报告题目：DeepFont: Large-Scale Real World Font Recognition From Images [Slides]
报告摘要：As font is one of the core design concepts, automatic font identification and similar font suggestion from an image or photo has been on the wish list of many designers. We study the Visual Font Recognition (VFR) proble, and advance the state-of-the-art remarkably by developing the DeepFont system. First of all, we build up the first available large-scale VFR dataset, consisting of both labeled synthetic data and partially labeled real-world data. Next, to combat the domain mismatch between available training and testing data, we introduce a Convolutional Neural Network (CNN) decomposition approach, using a domain adaptation technique based on a Stacked Convolutional Auto-Encoder (SCAE) that exploits a large corpus of unlabeled real-world text images combined with synthetic data preprocessed in a specific way. Moreover, we study a novel learning-based model compression approach, in order to significantly reduce the DeepFont model size without notably sacrificing its performance. The DeepFont system achieves an accuracy of higher than 80% (top-5) on our collected dataset, and also produces a good font similarity measure for font selection and suggestion.DeepFont has been deployed in a few latest Adobe products (Photoshop, TypeFace, etc.)
报告人简介：Zhangyang (Atlas) Wang is currently a 3rd year Ph.D. student in ECE@UIUC, working with Prof. Thomas Huang. Previously, he obtained B.E. degree from USTC, in 2012. Atlas’s research interests encompass a variety of computer vision and data mining problems, in particular relying solid machine learning and optimization tools. One of his current focus is to understand and interpret the intriguing behaviors of deep networks, from both cognitive scientific and numerical perspectives. Atlas did several internships with MSR (2015), Adobe Research (2014) and US Army Research (2013), during which he worked on various projects and solved practical problems on image enhancement, image classification/recognition, and distributed machine learning system.
报告嘉宾2：陈天奇（University of Washington）
报告题目：Replicable Parts for Large-scale Deep Learning [Slides]
报告摘要：In this talk, I will introduce the lessons we learned in DMLC to develop large-scale (deep) machine learning toolkits. Specifically, I will discuss how the problem of building such system can be decomposed into small essential parts, and how these parts can combined together to make the entire code-base more concise, flexible and fast. This talk will cover the topics on tensor expression, parameter server synchronization and operation scheduling. I will also briefly talk about distributed data loading API if time permits.

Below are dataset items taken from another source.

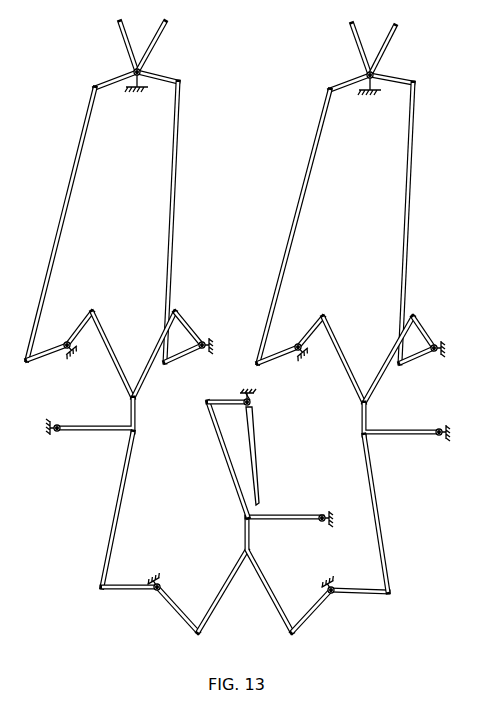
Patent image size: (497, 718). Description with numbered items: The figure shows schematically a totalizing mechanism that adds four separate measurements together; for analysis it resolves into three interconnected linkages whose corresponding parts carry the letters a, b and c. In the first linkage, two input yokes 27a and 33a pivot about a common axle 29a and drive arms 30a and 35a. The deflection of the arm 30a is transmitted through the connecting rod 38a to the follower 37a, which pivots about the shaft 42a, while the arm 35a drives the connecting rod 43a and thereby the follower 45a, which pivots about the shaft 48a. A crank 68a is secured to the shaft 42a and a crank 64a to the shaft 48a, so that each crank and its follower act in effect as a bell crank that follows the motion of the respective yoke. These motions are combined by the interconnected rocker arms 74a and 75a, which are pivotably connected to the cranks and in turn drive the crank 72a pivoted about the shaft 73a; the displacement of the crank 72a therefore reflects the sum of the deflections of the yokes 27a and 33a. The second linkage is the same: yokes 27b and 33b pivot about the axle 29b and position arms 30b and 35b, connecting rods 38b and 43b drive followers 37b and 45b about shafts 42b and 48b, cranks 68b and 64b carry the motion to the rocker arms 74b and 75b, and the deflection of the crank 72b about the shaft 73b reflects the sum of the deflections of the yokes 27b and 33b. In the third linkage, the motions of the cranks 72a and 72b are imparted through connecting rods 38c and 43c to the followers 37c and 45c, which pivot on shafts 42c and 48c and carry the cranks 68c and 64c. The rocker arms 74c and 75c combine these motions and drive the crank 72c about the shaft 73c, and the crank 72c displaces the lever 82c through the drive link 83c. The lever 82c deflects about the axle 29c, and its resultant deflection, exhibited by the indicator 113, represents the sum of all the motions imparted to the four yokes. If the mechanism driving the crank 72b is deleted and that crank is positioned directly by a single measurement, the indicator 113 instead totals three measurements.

The yoke 27a is at (120, 35).
The yoke 33a is at (158, 38).
The arm 30a is at (114, 80).
The arm 35a is at (168, 78).
The axle 29a is at (148, 87).
The connecting rod 38a is at (70, 172).
The connecting rod 43a is at (172, 190).
The follower 37a is at (38, 362).
The shaft 42a is at (67, 350).
The crank 68a is at (84, 318).
The rocker arm 74a is at (105, 333).
The rocker arm 75a is at (147, 377).
The crank 64a is at (181, 316).
The shaft 48a is at (207, 338).
The follower 45a is at (183, 357).
The crank 72a is at (110, 431).
The shaft 73a is at (52, 430).
The yoke 27b is at (352, 36).
The yoke 33b is at (392, 40).
The arm 30b is at (345, 82).
The arm 35b is at (400, 80).
The axle 29b is at (366, 90).
The connecting rod 38b is at (304, 185).
The connecting rod 43b is at (409, 190).
The follower 37b is at (285, 362).
The shaft 42b is at (303, 353).
The crank 68b is at (312, 320).
The rocker arm 74b is at (333, 331).
The rocker arm 75b is at (378, 366).
The crank 64b is at (421, 321).
The shaft 48b is at (443, 349).
The follower 45b is at (409, 362).
The crank 72b is at (415, 434).
The shaft 73b is at (443, 440).
The connecting rod 38c is at (118, 515).
The connecting rod 43c is at (385, 520).
The follower 37c is at (115, 592).
The shaft 42c is at (158, 580).
The crank 68c is at (170, 616).
The rocker arm 74c is at (226, 611).
The rocker arm 75c is at (270, 580).
The crank 64c is at (305, 628).
The shaft 48c is at (333, 597).
The follower 45c is at (375, 595).
The crank 72c is at (282, 516).
The shaft 73c is at (322, 526).
The lever 82c is at (221, 400).
The drive link 83c is at (222, 450).
The axle 29c is at (253, 401).
The indicator 113 is at (258, 450).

报告人简介：Tianqi is a PhD student at University of Washington, working on Large-scale machine learning. He has expertise in both machine learning theory and engineering. He has been publishing papers in top machine learning conferences. He is main contributor of several popular open-source machine learning packages, including xgboost, cxxnet, mshadow. He was also winner of two KDDCup challenges.